Author : Russell Martin
Publisher : Henry Holt
Page : 328 pages
File Size : 46,97 MB
Release : 1994
Category : Autistic children
ISBN :
The story of one ... little boy trapped in silence.
Author : George Steiner
Publisher : Open Road Media
Page : 435 pages
File Size : 16,97 MB
Release : 2013-04-16
Category : Philosophy
ISBN : 1480411892
The evolution and manipulation of language from the celebrated author of After Babel. “A keenly discriminating literary mind at work on what it loves” (The New York Times Book Review). Language and Silence is a book about language—and politics, meaning, silence, and the future of literature. Originally published between 1958 and 1966, the essays that make up this collection ponder whether we have passed out of an era of verbal primacy and into one of post-linguistic forms—or partial silence. Steiner explores the idea of the abandonment of contemporary literary criticism, from the classics to the works of William Shakespeare, Lawrence Durell, Thomas Mann, Leon Trotsky, and more.
Author : Maria-Luisa Achino-Loeb
Publisher : Berghahn Books
Page : 192 pages
File Size : 37,26 MB
Release : 2005-12-01
Category : Social Science
ISBN : 1782387498
This book is about silence and power and how they interact. It argues that only by studying how silence works—how it is implicated in the construction of meaning—can we arrive at the elusive roots of power in all its dimensions. Silence becomes the currency of power by delineating the margins or what we perceive and through a sleight of hand wherein behaviors undertaken in the service of self-interest appear instead as inevitable and devoid of human agency. The theoretical load of this argument is carried by vivid ethnographic material dealing with music, linguistic behavior, racial conflicts, work dislocations, and the construction of anthropological subjects and texts.

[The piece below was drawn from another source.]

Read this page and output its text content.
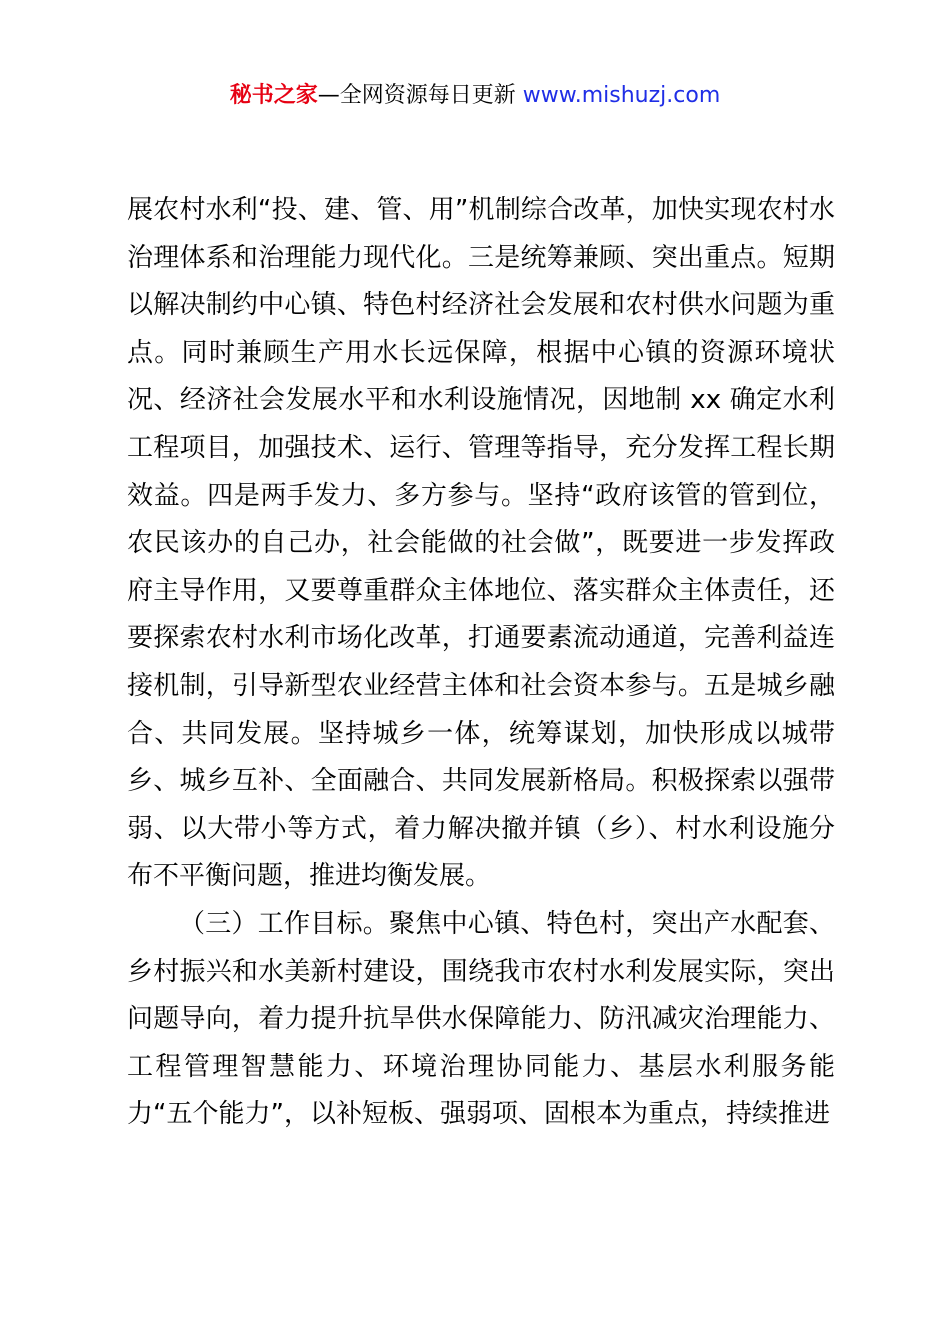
秘书之家—全网资源每日更新 www.mishuzj.com

展农村水利“投、建、管、用”机制综合改革，加快实现农村水治理体系和治理能力现代化。三是统筹兼顾、突出重点。短期以解决制约中心镇、特色村经济社会发展和农村供水问题为重点。同时兼顾生产用水长远保障，根据中心镇的资源环境状况、经济社会发展水平和水利设施情况，因地制 xx 确定水利工程项目，加强技术、运行、管理等指导，充分发挥工程长期效益。四是两手发力、多方参与。坚持“政府该管的管到位，农民该办的自己办，社会能做的社会做”，既要进一步发挥政府主导作用，又要尊重群众主体地位、落实群众主体责任，还要探索农村水利市场化改革，打通要素流动通道，完善利益连接机制，引导新型农业经营主体和社会资本参与。五是城乡融合、共同发展。坚持城乡一体，统筹谋划，加快形成以城带乡、城乡互补、全面融合、共同发展新格局。积极探索以强带弱、以大带小等方式，着力解决撤并镇（乡）、村水利设施分布不平衡问题，推进均衡发展。

（三）工作目标。聚焦中心镇、特色村，突出产水配套、乡村振兴和水美新村建设，围绕我市农村水利发展实际，突出问题导向，着力提升抗旱供水保障能力、防汛减灾治理能力、工程管理智慧能力、环境治理协同能力、基层水利服务能力“五个能力”，以补短板、强弱项、固根本为重点，持续推进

Author : Colette A. Granger
Publisher : Multilingual Matters
Page : 156 pages
File Size : 19,95 MB
Release : 2004-01-01
Category : Language Arts & Disciplines
ISBN : 9781853596971
This text examines the under-researched and often troubling phenomenon of silence in second language learning through a triangulation of SLA research, memoirs and language learner diaries, and psychoanalytic concepts of anxiety, ambivalence, conflict and loss. It moves beyond the view of silence as the mere absence of speech, inviting the reader to consider it as both a psychical event and a linguistic moment in the continuous process of identity formation.